In her later writings, after van Schurman left life in the academy, we find that she writes with more power and confidence than in her earlier years. Previously, she was celebrated by others for her “female modesty,” and she seemed to apologize to her male mentors for her “lowly female” status. But when she left the academy in favor of the Labadists, she writes with authority, filled with confidence. This is an interesting turn, because this confidence was given to her, according to her own account, through her practice of self-denial. Having emptied herself of self, so that she could be filled by God, she was able to enter a much larger reality. She describes it as becoming a drop of water in the ocean of divinity. In a surprise twist of sorts, she found herself more deeply through self-denial.

So in the end, van Schurman can be an inspiring figure to be more deeply find oneself. But in order to do this, you must empty yourself first, so that you can be filled thereafter.

RA: It’s incredibly fascinating to learn how the works by women of centuries past can provide such inspiring insight on the conditions of women today. It’s already clear what kind of intellectual value studying them have, but one could add that their ability to speak to the present is one of the more efficacious values of re-discovering these previously silenced women, who have so much to say.

BKL: Absolutely! Feminist concerns of today shed light on the value of studying important figures such as Guyon and van Schurman. In their case, they demonstrate how denying ourselves can be done for the sake of a greater Good, and not out of weakness, timidity, fear or shame. Disciples of Christ are called to deny themselves, but with an eye toward our deeper human dignity, power, and purpose. We benefit greatly by reading the past in conversation with the issues and challenges of today.


Bo Karen Lee, ThM ’99, PhD ’07, is associate professor of spiritual theology and Christian formation at Princeton Theological Seminary. She earned her BA in religious studies from Yale University, her MDiv from Trinity International University in Deerfield, Illinois, and her ThM and PhD from Princeton Seminary.
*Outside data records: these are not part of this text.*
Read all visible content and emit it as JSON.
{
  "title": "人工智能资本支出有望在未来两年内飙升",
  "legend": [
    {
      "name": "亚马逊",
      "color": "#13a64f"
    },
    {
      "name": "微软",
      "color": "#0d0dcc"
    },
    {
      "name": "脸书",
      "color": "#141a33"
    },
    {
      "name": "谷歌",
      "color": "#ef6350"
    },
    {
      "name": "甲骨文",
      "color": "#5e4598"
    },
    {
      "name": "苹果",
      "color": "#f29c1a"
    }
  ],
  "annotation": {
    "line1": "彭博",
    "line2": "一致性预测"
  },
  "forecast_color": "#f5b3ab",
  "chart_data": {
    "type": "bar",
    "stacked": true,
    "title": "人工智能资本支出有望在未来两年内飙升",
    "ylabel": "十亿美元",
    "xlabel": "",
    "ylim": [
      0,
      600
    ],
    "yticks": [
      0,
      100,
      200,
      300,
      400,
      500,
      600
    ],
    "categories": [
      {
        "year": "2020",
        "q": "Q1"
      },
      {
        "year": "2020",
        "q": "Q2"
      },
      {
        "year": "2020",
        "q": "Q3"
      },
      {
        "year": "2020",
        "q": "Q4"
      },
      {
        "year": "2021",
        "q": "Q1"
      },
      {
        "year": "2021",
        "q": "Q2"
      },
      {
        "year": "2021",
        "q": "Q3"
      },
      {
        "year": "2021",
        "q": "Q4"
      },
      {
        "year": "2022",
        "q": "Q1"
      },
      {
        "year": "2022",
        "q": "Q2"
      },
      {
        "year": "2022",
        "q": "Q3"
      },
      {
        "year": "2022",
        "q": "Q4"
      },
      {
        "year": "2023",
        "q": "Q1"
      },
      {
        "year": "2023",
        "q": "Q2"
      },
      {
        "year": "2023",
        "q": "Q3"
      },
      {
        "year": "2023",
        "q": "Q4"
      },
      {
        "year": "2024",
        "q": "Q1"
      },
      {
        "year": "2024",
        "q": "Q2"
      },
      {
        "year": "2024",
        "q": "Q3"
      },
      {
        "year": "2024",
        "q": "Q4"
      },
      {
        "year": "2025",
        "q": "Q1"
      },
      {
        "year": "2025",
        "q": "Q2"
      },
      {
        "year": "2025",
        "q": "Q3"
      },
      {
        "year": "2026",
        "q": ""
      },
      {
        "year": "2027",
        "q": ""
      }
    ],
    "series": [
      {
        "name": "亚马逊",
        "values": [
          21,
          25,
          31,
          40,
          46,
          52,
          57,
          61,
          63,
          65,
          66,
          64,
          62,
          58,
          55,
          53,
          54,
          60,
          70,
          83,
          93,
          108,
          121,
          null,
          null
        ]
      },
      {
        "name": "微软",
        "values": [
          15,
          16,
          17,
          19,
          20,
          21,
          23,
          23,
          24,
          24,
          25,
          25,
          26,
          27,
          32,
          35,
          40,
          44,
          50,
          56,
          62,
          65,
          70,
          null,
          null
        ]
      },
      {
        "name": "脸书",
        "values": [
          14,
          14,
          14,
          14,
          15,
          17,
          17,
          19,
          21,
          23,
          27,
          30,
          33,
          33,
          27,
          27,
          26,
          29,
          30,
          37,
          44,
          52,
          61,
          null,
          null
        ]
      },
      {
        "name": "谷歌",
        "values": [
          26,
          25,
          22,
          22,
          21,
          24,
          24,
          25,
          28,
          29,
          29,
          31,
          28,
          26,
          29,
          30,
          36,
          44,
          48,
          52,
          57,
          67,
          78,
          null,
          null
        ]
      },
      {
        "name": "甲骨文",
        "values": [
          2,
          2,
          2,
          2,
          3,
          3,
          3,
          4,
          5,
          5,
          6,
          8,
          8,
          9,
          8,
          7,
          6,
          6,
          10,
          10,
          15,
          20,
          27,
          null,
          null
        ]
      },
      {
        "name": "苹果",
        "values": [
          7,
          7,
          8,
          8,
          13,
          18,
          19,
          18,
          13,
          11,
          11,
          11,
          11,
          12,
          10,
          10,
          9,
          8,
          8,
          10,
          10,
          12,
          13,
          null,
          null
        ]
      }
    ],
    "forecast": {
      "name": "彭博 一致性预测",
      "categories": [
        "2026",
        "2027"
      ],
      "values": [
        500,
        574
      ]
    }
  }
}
Her book, Sacrifice and Delight in the Mystical Theologies of Anna Maria van Schurman and Madame Jeanne Guyon, argues that surrender of self to God can lead to the deepest joy in God. She has recently completed a volume, The Soul of Higher Education, which explores contemplative pedagogies and research strategies. Before joining Princeton faculty, she taught in the Theology Department at Loyola College in Baltimore, Maryland, where she developed courses with a vibrant service-learning component for students to work at shelters for women recovering from drug addiction and sex trafficking. She now enjoys teaching classes on prayer for the Spirituality and Mission Program at Princeton Seminary, in addition to taking students on retreats and hosting meditative walks along nature trails.